When evaluated using our productivity algorithm, Team 2 shows a “top 40%” productivity level - closer to “Average” rather than “Elite”.
Even if we remove our algorithm from the equation, using deployment frequency as a measure of productivity is flawed:
1) Deployment sizes aren’t constant within & across teams. Is a team that deploys 4 times a week *always* better than one that deploys 5 times a week? How much better?
2) Deployment frequency is gameable. Once you start measuring your teams using this, they’ll be incentivized to reduce the size of each deployment. Trivial updates might become the norm. You can easily improve DORA metrics without improving your productivity.
To draw an analogy from my experience as an ex-competitive Olympic weightlifter, using DORA for productivity is like tracking gym visits without considering the weights lifted.

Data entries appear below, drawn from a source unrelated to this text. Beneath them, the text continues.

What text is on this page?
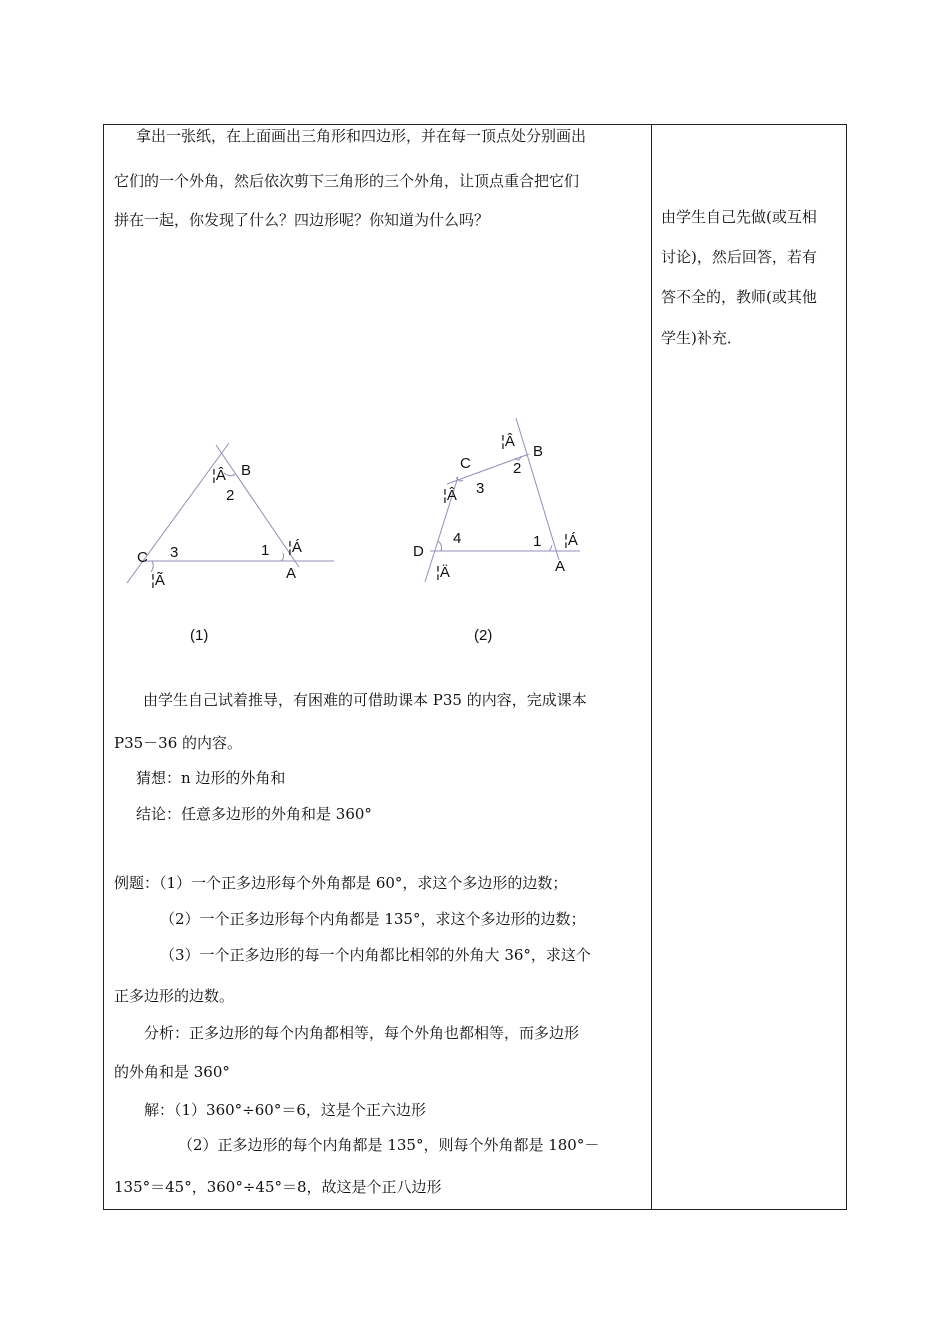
拿出一张纸，在上面画出三角形和四边形，并在每一顶点处分别画出
它们的一个外角，然后依次剪下三角形的三个外角，让顶点重合把它们
拼在一起，你发现了什么？四边形呢？你知道为什么吗？
B
2
¦Â
C 3
¦Ã
1 ¦Á
A
(1)
¦Â
B
2
C
3
¦Â
D
4
¦Ä
1 ¦Á
A
(2)
由学生自己试着推导，有困难的可借助课本 P35 的内容，完成课本
P35－36 的内容。
猜想：n 边形的外角和
结论：任意多边形的外角和是 360°
例题：（1）一个正多边形每个外角都是 60°，求这个多边形的边数；
（2）一个正多边形每个内角都是 135°，求这个多边形的边数；
（3）一个正多边形的每一个内角都比相邻的外角大 36°，求这个
正多边形的边数。
分析：正多边形的每个内角都相等，每个外角也都相等，而多边形
的外角和是 360°
解：（1）360°÷60°＝6，这是个正六边形
（2）正多边形的每个内角都是 135°，则每个外角都是 180°－
135°＝45°，360°÷45°＝8，故这是个正八边形
由学生自己先做(或互相
讨论)，然后回答，若有
答不全的，教师(或其他
学生)补充．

Are DORA metrics still useful?
- Sure, there’s value in them. But they’re not a productivity metric and shouldn’t be used as such.
Why did people start using DORA as a productivity metric?
- Historically, as teams transitioned from waterfall with quarterly deployments to agile with multiple weekly deployments, deployment frequency seemed to correlate with productivity.
- A team deploying several times a week often outperformed one deploying once a quarter.
- With the absence of a robust productivity metric in software engineering, DORA metrics gradually became a stand-in for measuring productivity.
How do we measure developer productivity in this case study?
Our algorithm measures developer productivity by analyzing the functionality (ie. what the code does) of code changes in Git commits. It considers over 30+ codebase dimensions and has been calibrated using data from millions of files in more than 10 programming languages. This approach enables us to quantify the impact of each commit and, by combining it with Git metadata, we can provide a comprehensive measure of both individual and team productivity.
About Our Mission
- We are conducting research at Stanford focused on quantifying software engineering productivity.
- Our objective is to enable engineering teams to base decisions on factual data, rather than on gut feelings and internal politics.
- Our research participants use our algorithm to make decisions about their team’s performance, outsourcing, work methods (home vs office), etc.